Secondly, you should do something in the middle of the afternoon that takes a little heat off the rest of your day, like sipping a cup of white tea around 3 p.m. It has the perfect amount of caffeine to energize you during the evening.
Dr Oz: Balanced Body Clock
Next, Dr Oz discussed the Balanced clock type. A woman named Kellye shared that she wakes up around 7 a.m., but after lunch around 12:30, she’s completely lacking in energy. For lunch, Kellye usually enjoys a peanut butter and jelly sandwich. Dr Oz said he thought that was the problem, saying that she needed something more sustaining. He suggested that she add one serving of pectin to her lunch which she can get from firm bananas or 1/2 cup of berries.
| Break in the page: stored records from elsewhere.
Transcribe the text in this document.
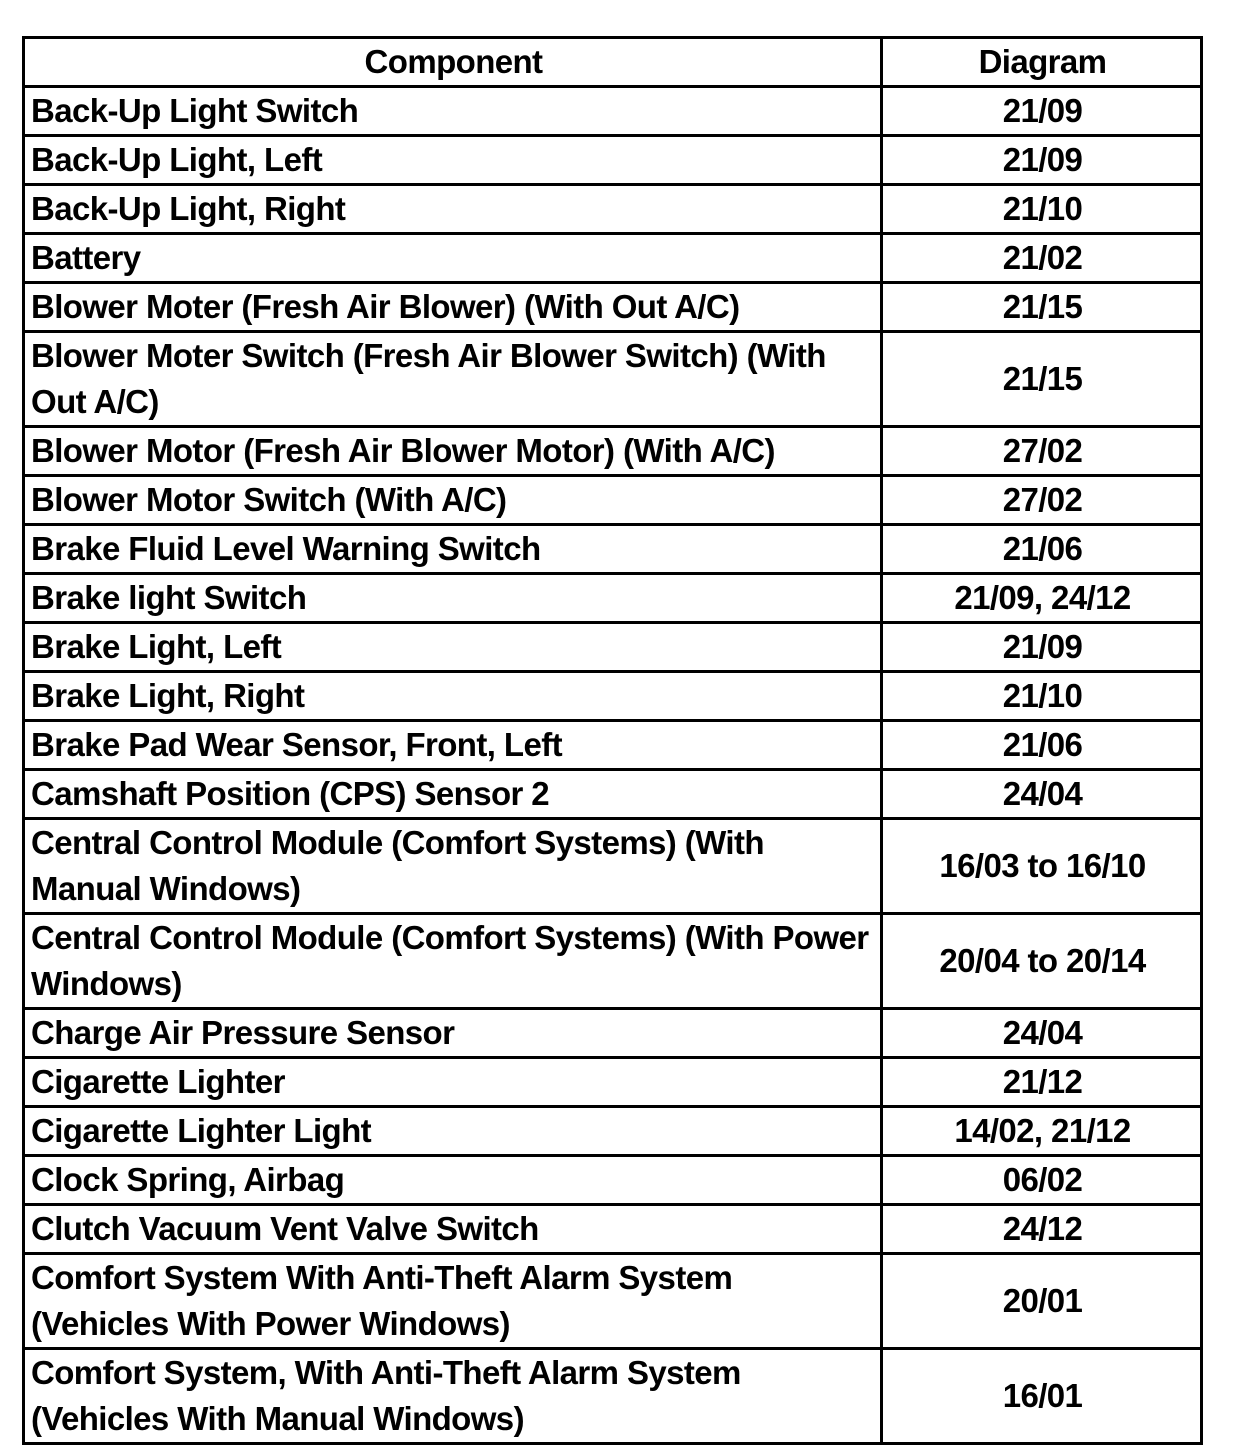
Component	Diagram
Back-Up Light Switch	21/09
Back-Up Light, Left	21/09
Back-Up Light, Right	21/10
Battery	21/02
Blower Moter (Fresh Air Blower) (With Out A/C)	21/15
Blower Moter Switch (Fresh Air Blower Switch) (With Out A/C)	21/15
Blower Motor (Fresh Air Blower Motor) (With A/C)	27/02
Blower Motor Switch (With A/C)	27/02
Brake Fluid Level Warning Switch	21/06
Brake light Switch	21/09, 24/12
Brake Light, Left	21/09
Brake Light, Right	21/10
Brake Pad Wear Sensor, Front, Left	21/06
Camshaft Position (CPS) Sensor 2	24/04
Central Control Module (Comfort Systems) (With Manual Windows)	16/03 to 16/10
Central Control Module (Comfort Systems) (With Power Windows)	20/04 to 20/14
Charge Air Pressure Sensor	24/04
Cigarette Lighter	21/12
Cigarette Lighter Light	14/02, 21/12
Clock Spring, Airbag	06/02
Clutch Vacuum Vent Valve Switch	24/12
Comfort System With Anti-Theft Alarm System (Vehicles With Power Windows)	20/01
Comfort System, With Anti-Theft Alarm System (Vehicles With Manual Windows)	16/01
Dr Oz: Night Owls & Avoiding The Snooze Button
Dr Oz then talked about Night Owls with a woman who said she doesn’t go to bed until 2 a.m., even though she’s a mother of three. She said she’s a kickboxer and that’s when she likes to practice for about an hour. She said she’s groggy in the morning and loves the snooze button. Dr Oz explained that when your alarm goes off and you hit the snooze button, your body treats it like a false alarm and tries to go back to sleep. Hitting the snooze button results in a groggy, fuzzy feeling.
Dr Oz suggested setting your alarm for ten minutes later and avoiding hitting the snooze button. He then suggested brushing your teeth in bright light as well as opening the curtains and blinds in the morning, while dimming the lights at night.